Le hall d'entrée de l'École secondaire Saint-Sacrement de Terrebonne est situé dans la partie historique de l'édifice, qui est en réalité l'ancien manoir que Sophie Masson, veuve de Joseph Masson, dernier seigneur de Terrebonne, fit construire de 1848 à 1854. Un ouvrage publié sur cet ancien manoir en 1924 montre les deux statues dans leurs niches. Henri Mackenzie Masson, arrière-petit-fils de Joseph et de Sophie, né en 1912, a fait beaucoup de recherche sur les deux statues, tant elles le fascinent. Il affirme avoir toujours entendu parler de ces statues par ses oncles et tantes et par de vieux cousins. Selon lui, les statues occupaient les niches du manoir au moment du décès de son arrière-grand-mère, Sophie Masson, survenu le 30 novembre 1882.

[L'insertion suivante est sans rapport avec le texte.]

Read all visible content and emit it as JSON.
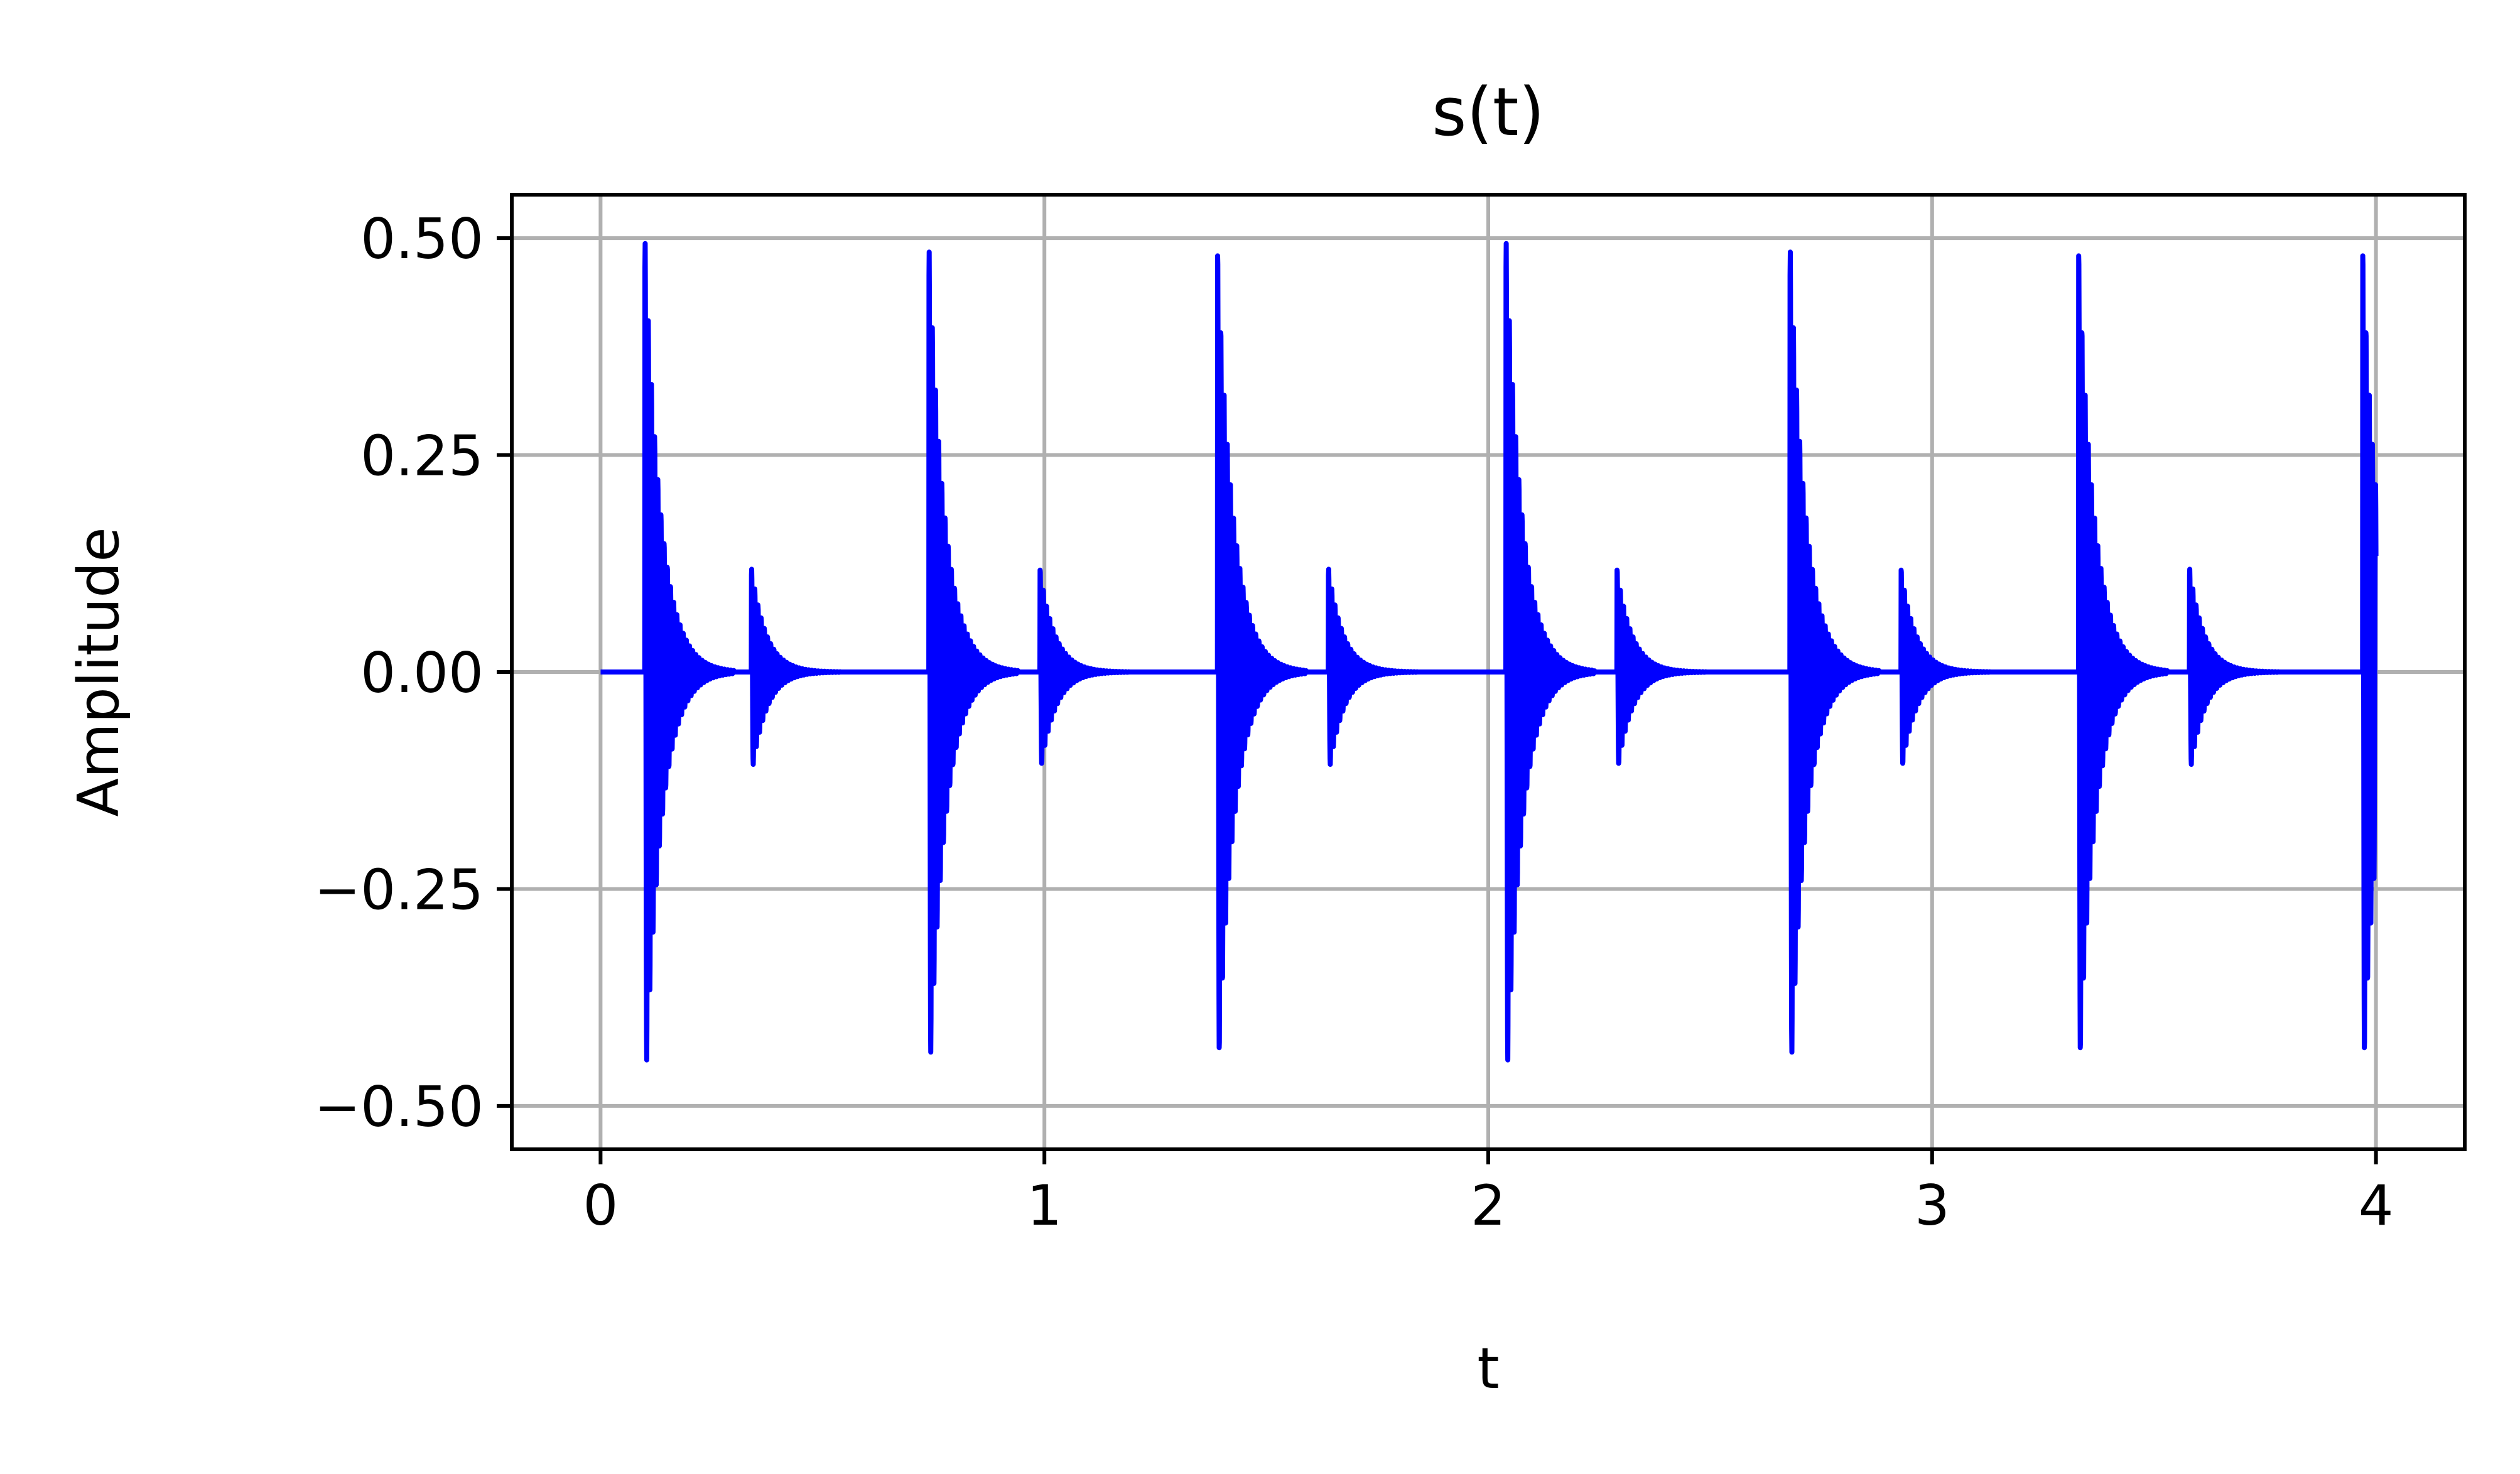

Cette affirmation peut surprendre à cause des multiples péripéties qu'a connues le manoir après le décès de Sophie Masson. En effet, l'édifice fut d'abord légué aux Sœurs de la Providence qui y tinrent un hospice pour personnes âgées (fortunées) de 1884 à 1888. En 1888, les Sœurs rétrocédèrent le manoir à la succession qui le laissa vacant pendant 14 ans. Puis, en 1902, les Pères du Très-Saint-Sacrement l'achetèrent pour le transformer en juvénat.

L'inventaire après décès des biens de la seigneuresse, daté du 30 mars 1883, en vue de la vente de ses biens par les héritiers (enfants et petits-enfants), répertorie «Dans le passage d'entrée» : «Deux statues de chaque côté de la porte». Mais aucune autre information n'est fournie, de telle sorte qu'on peut imaginer tout autant des statues allégoriques, le Printemps et l'Été par exemple. Toutefois, si cette mention s'applique aux statues de saint Jean-Baptiste et de Jacques Cartier, pourquoi celles-ci n'auraient-elles pas trouvé preneur lors de la vente? Les aurait-on considérées d'allure trop artisanale en raison de leurs disproportions anatomiques? C'est l'avis de M. Masson qui les trouve peu jolies, et trop grosses pour un intérieur ordinaire.

Pour sa part, l'archiviste des Sœurs de la Providence soutient que sa communauté n'a pas acquis les statues en 1884-1888, la chronique de l'hospice restant muette à ce sujet. Par là même, nulle mention ne paraîtrait d'un don fait par quelque pensionnaire de l'hospice. À titre d'exemples de pensionnaires, l'ouvrage publié sur l'ancien manoir en 1924 cite «plusieurs membres de la famille Masson, M. Cadieux, le libraire bien connu de Montréal, M. Adolphe Chauvin alors député à la législature provinciale», toutes personnes qui auraient eu les moyens d'être généreuses.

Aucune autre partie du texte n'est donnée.